William Wilgus, the first person to figure out that property owners could sell the right to develop the space above their lots, coined the phrase “taking wealth from the air.” Empty space generating income — an exciting idea. Of course, Wilgus wasn’t an appraiser. It’s easy to say you can sell the sky, but what’s a fair price? How do you value it?
Valuing air rights was an interesting challenge when we did an appraisal on a mixed-use skyscraper back in 1998. This case is also noteworthy because the property was the subject of a U.S. Supreme Court case, in which our appraisal was used as evidence. Here’s an overview of air rights issues and how they’re appraised.
How Air Rights Issues Arise
Wherever there are skyscrapers, there will be air rights issues. They commonly arise when an entity wants to own only specific floors of a proposed building or when an entity wants to develop a property and desires to maximize value of the development envelope.
Chicago saw an air rights controversy back in 2009, when the Fourth Presbyterian Church tried to sell the air rights to one of its lots. The church wanted to build a 1,700-foot skyscraper and retain the rights to the first six floors. The value of the 600-odd feet above the church’s offices? A staggering $25 million. However, the deal never went through, as it was blocked by an alderman.
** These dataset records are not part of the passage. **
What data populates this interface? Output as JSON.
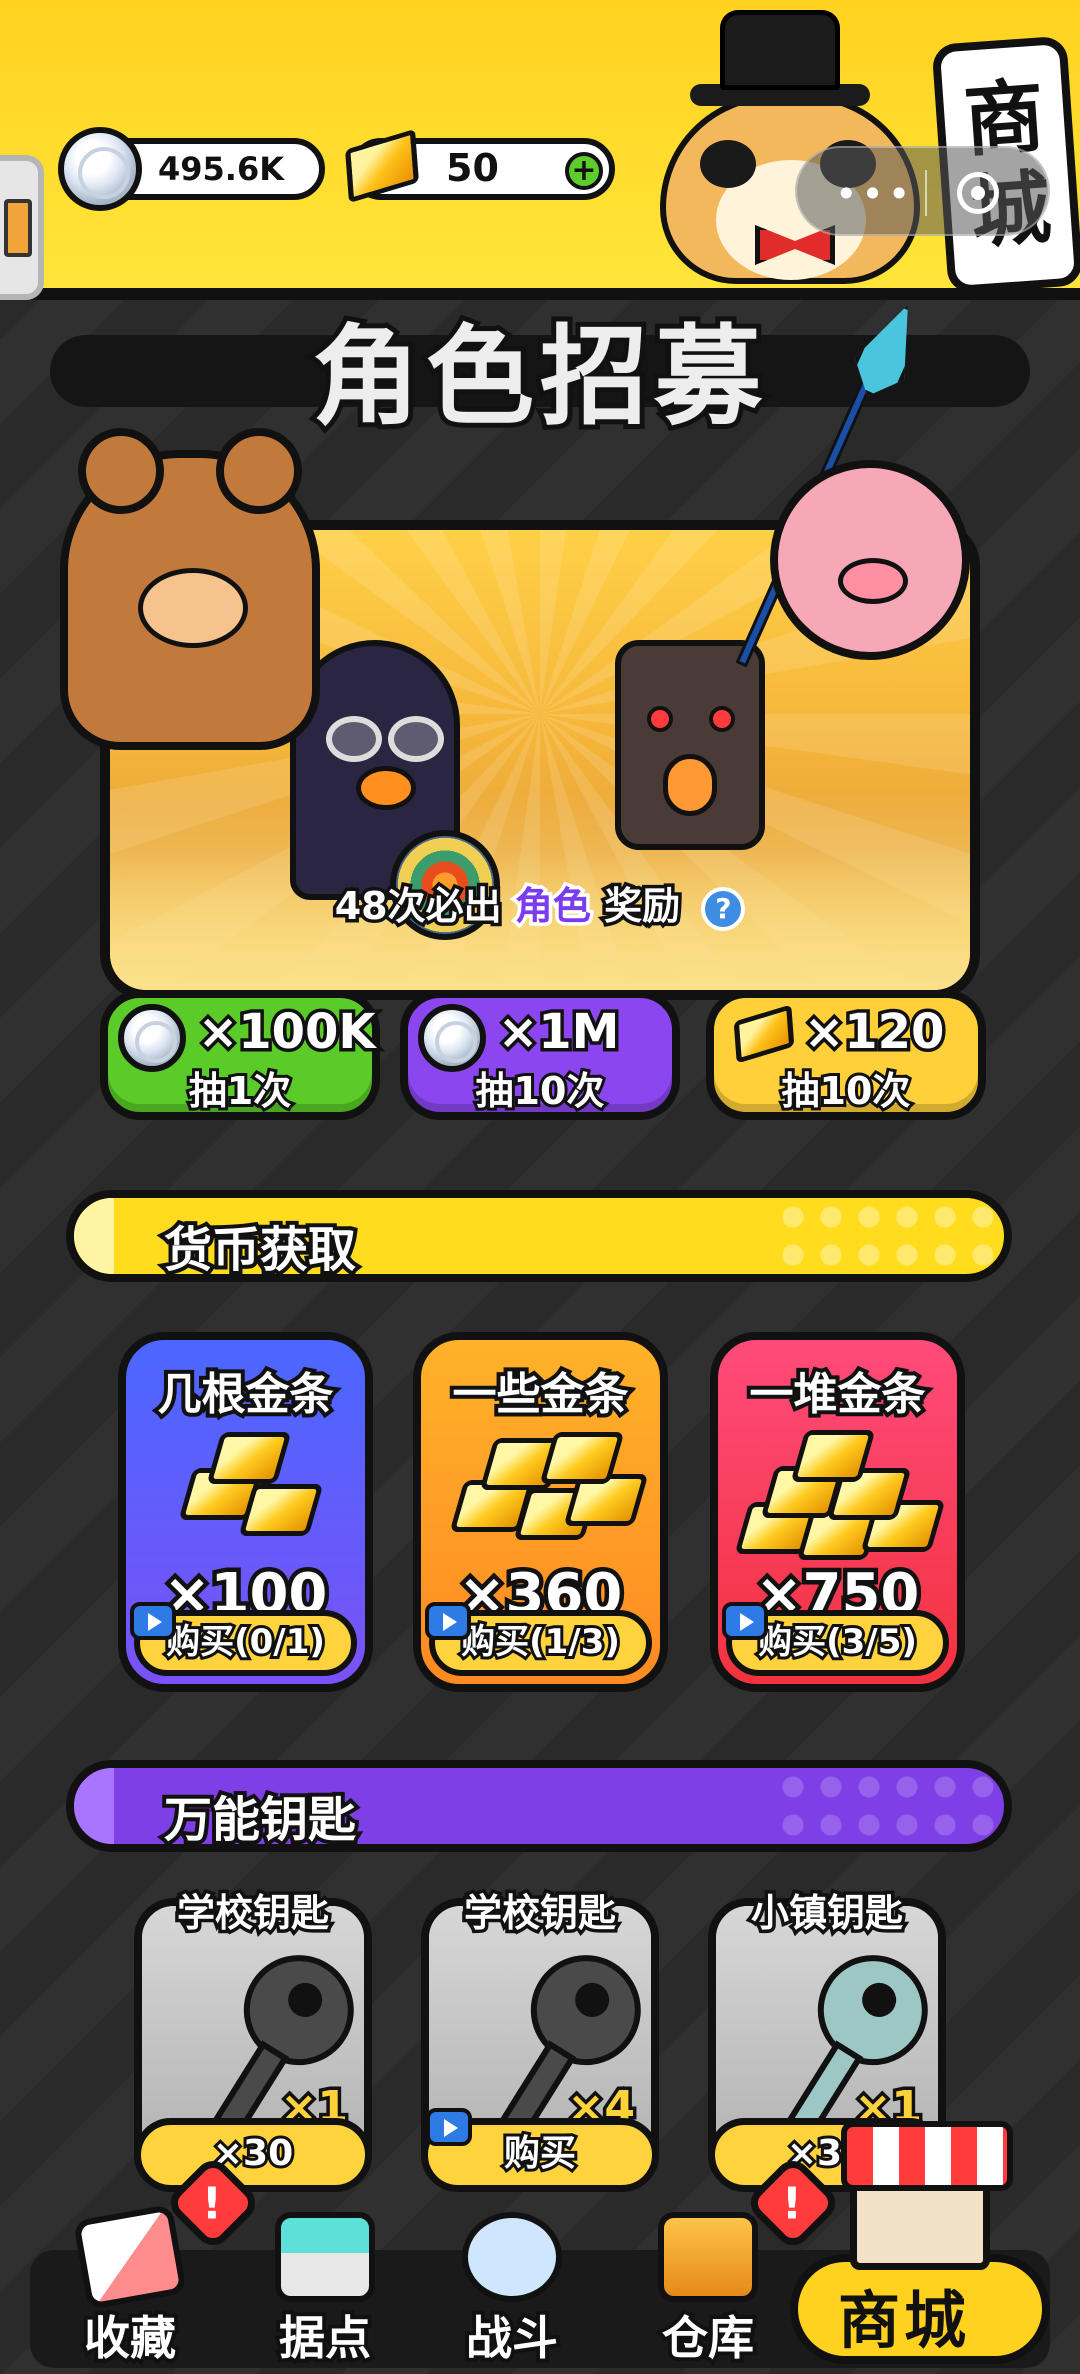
{
  "header": {
    "silver_amount": "495.6K",
    "gold_amount": "50",
    "shop_sign": "商城"
  },
  "recruit": {
    "title": "角色招募",
    "pity_prefix": "48次必出",
    "pity_highlight": "角色",
    "pity_suffix": "奖励",
    "help": "?",
    "buttons": [
      {
        "cost": "×100K",
        "label": "抽1次",
        "currency": "silver",
        "color": "#5acb29"
      },
      {
        "cost": "×1M",
        "label": "抽10次",
        "currency": "silver",
        "color": "#8b46f0"
      },
      {
        "cost": "×120",
        "label": "抽10次",
        "currency": "gold",
        "color": "#ffd03a"
      }
    ]
  },
  "currency_section": {
    "title": "货币获取",
    "cards": [
      {
        "name": "几根金条",
        "qty": "×100",
        "buy": "购买(0/1)"
      },
      {
        "name": "一些金条",
        "qty": "×360",
        "buy": "购买(1/3)"
      },
      {
        "name": "一堆金条",
        "qty": "×750",
        "buy": "购买(3/5)"
      }
    ]
  },
  "keys_section": {
    "title": "万能钥匙",
    "cards": [
      {
        "name": "学校钥匙",
        "qty": "×1",
        "button": "×30"
      },
      {
        "name": "学校钥匙",
        "qty": "×4",
        "button": "购买"
      },
      {
        "name": "小镇钥匙",
        "qty": "×1",
        "button": "×30"
      }
    ]
  },
  "nav": {
    "items": [
      {
        "label": "收藏",
        "icon": "book-icon"
      },
      {
        "label": "据点",
        "icon": "base-icon"
      },
      {
        "label": "战斗",
        "icon": "battle-icon"
      },
      {
        "label": "仓库",
        "icon": "warehouse-icon"
      },
      {
        "label": "商城",
        "icon": "shop-icon"
      }
    ],
    "alert_mark": "!"
  }
}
In a successful air rights case, New York City gave Forest City Ratner Company (FCRC) air rights in downtown Brooklyn in exchange for the cost of a new subway station. The structure, which just opened, is composed of the subway station on the bottom and the Barclay Center arena on top. FCRC ended up paying $76 million for its air rights.
How to Value the Sky
Our most notable air rights appraisal focused on a skyscraper in the Chicago Central Business District (CBD). The first two floors were retail, the next dozen or so were a parking garage, and the upper floors were office space. An investor requested the appraisal, since he was only interested in the office space at the top of the building.
We used both the income approach and the sales comparison approach to determine the value of the upper floors. The income approach was relatively straightforward, but the sales comparison approach brought air rights into the mix. The property was developed in the 1980s, and as such, the cost approach was deemed the least reliable and thus not utilized.
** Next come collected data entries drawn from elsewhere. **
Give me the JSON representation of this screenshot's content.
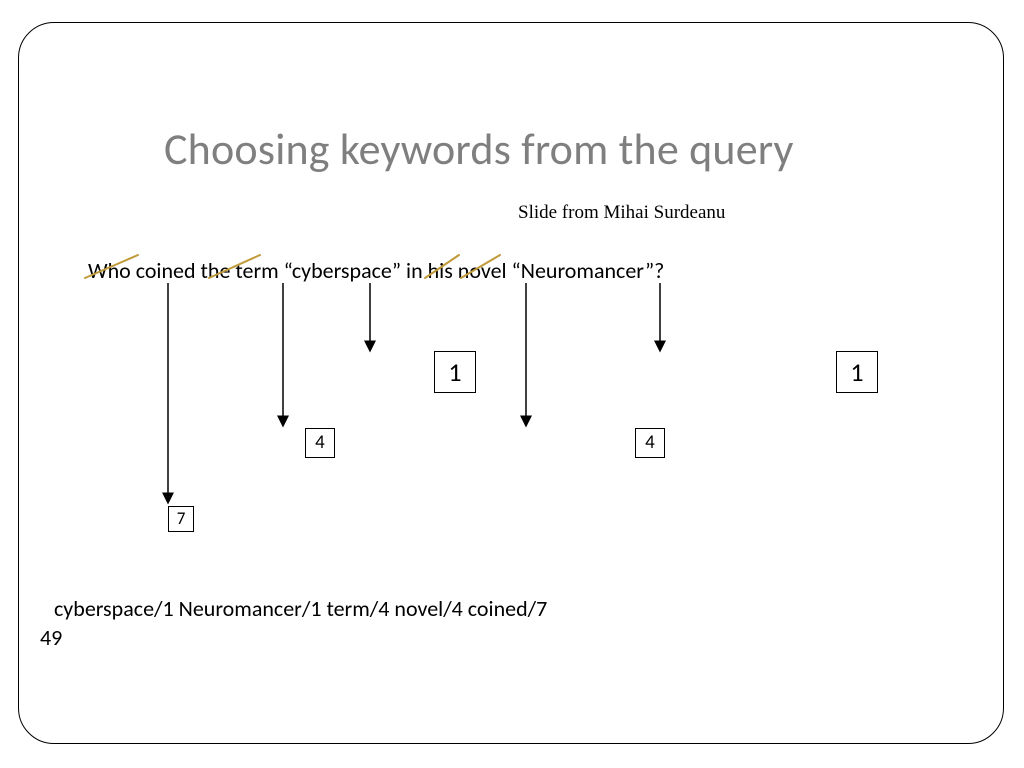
{
  "title": "Choosing keywords from the query",
  "subtitle": "Slide from Mihai Surdeanu",
  "query": "Who coined the term “cyberspace” in his novel “Neuromancer”?",
  "result": "cyberspace/1 Neuromancer/1 term/4 novel/4 coined/7",
  "page_number": "49",
  "boxes": {
    "coined": "7",
    "term": "4",
    "cyberspace": "1",
    "novel": "4",
    "neuromancer": "1"
  }
}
In any sale, an investor is purchasing a bundle of rights. In most of our improved comparables, that bundle included more than just air rights. To compensate, we calculated the value of the land by itself and subtracted it from the comparables’ sale prices. This yielded an adjustment between 10% and 22% downward.
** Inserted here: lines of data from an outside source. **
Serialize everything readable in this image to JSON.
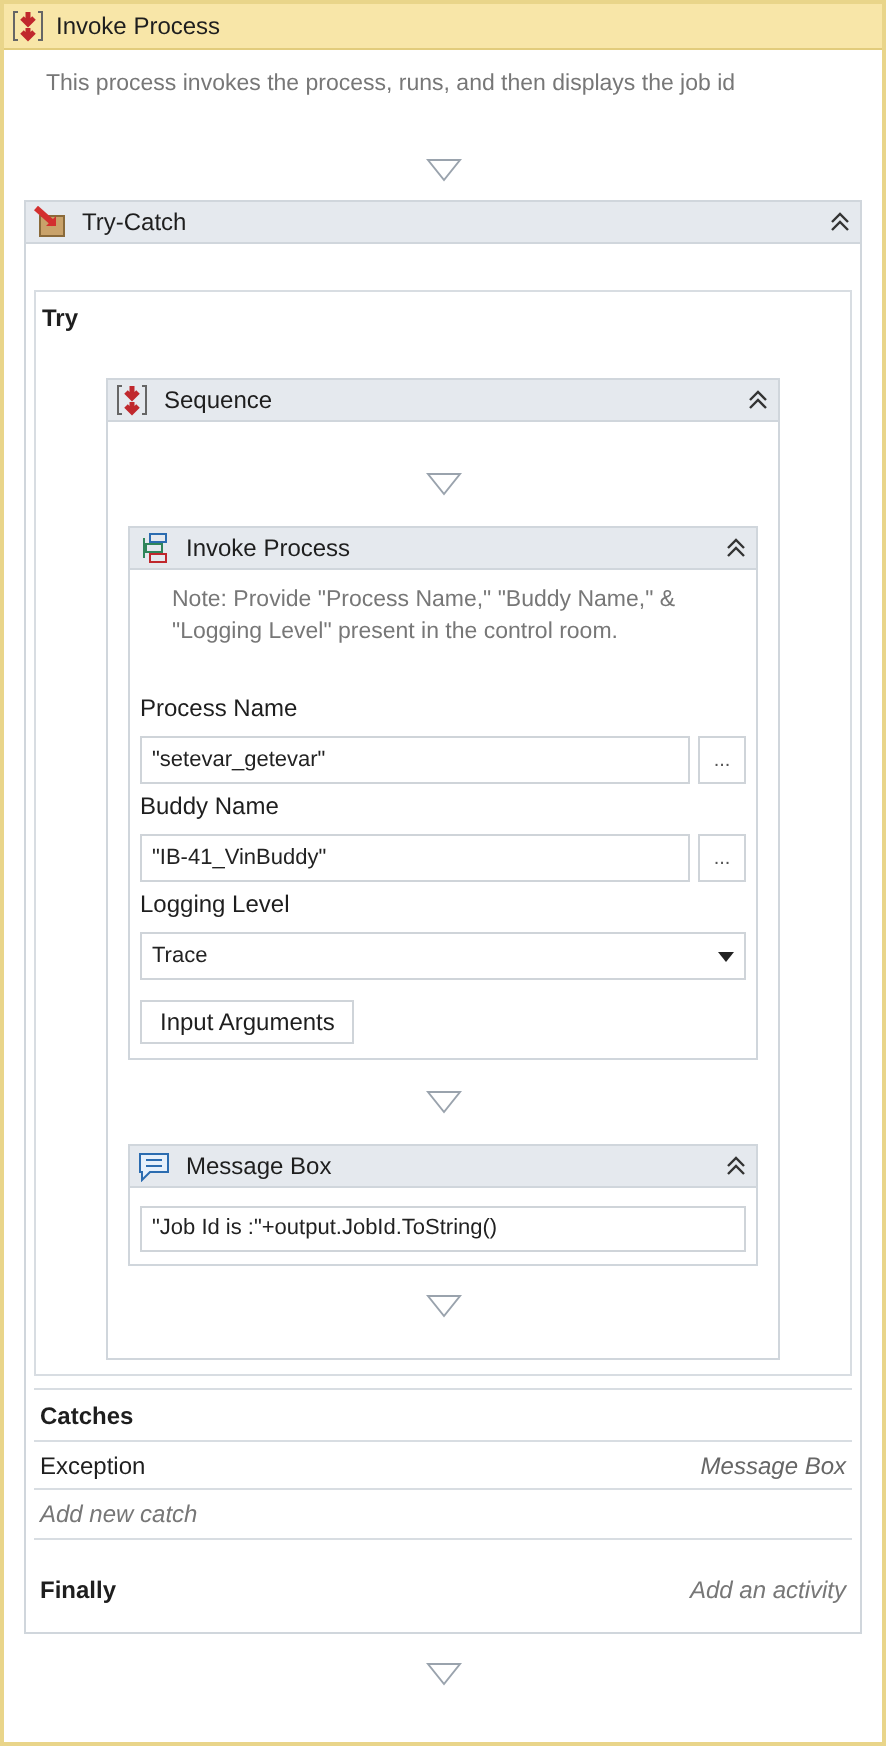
{
  "title": "Invoke Process",
  "annotation": "This process invokes the process, runs, and then displays the job id",
  "try_catch": {
    "title": "Try-Catch",
    "try_label": "Try",
    "sequence": {
      "title": "Sequence",
      "activities": [
        {
          "kind": "invoke_process",
          "title": "Invoke Process",
          "note": "Note: Provide \"Process Name,\" \"Buddy Name,\" & \"Logging Level\" present in the control room.",
          "fields": [
            {
              "kind": "text",
              "label": "Process Name",
              "value": "\"setevar_getevar\"",
              "button": "..."
            },
            {
              "kind": "text",
              "label": "Buddy Name",
              "value": "\"IB-41_VinBuddy\"",
              "button": "..."
            },
            {
              "kind": "select",
              "label": "Logging Level",
              "value": "Trace"
            }
          ],
          "args_button": "Input Arguments"
        },
        {
          "kind": "message_box",
          "title": "Message Box",
          "value": "\"Job Id is :\"+output.JobId.ToString()"
        }
      ]
    },
    "catches_label": "Catches",
    "catches": [
      {
        "exception": "Exception",
        "handler": "Message Box"
      }
    ],
    "add_catch": "Add new catch",
    "finally_label": "Finally",
    "finally_placeholder": "Add an activity"
  }
}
In other words, in this instance, the value of air rights above a piece of property in the CBD was worth about 78% to 90% of the total. That makes sense: with the Chicago CBD so crowded, most of the value of an empty piece of land would come from the multiple floors a developer would construct. In order to recognize the number of floors that can be developed, land value in densely developed areas is typically addressed as price per square foot of developable floor area (FAR). On a comparative basis, what is being sought is a value per square foot of developable area ($/sf of FAR).
Supreme Court Validation
This appraisal was entered as evidence in a Supreme Court case about bankruptcy law. Our value was compared with the value provided by two other appraisers, a good test of how accurate we were. The verdict? All the appraisals were within $5 million, with IRR’s Chicago Metro office’s value right around the middle. This was a good sign that our value, and hence the underlying approach we used, wasn’t pulled out of thin air.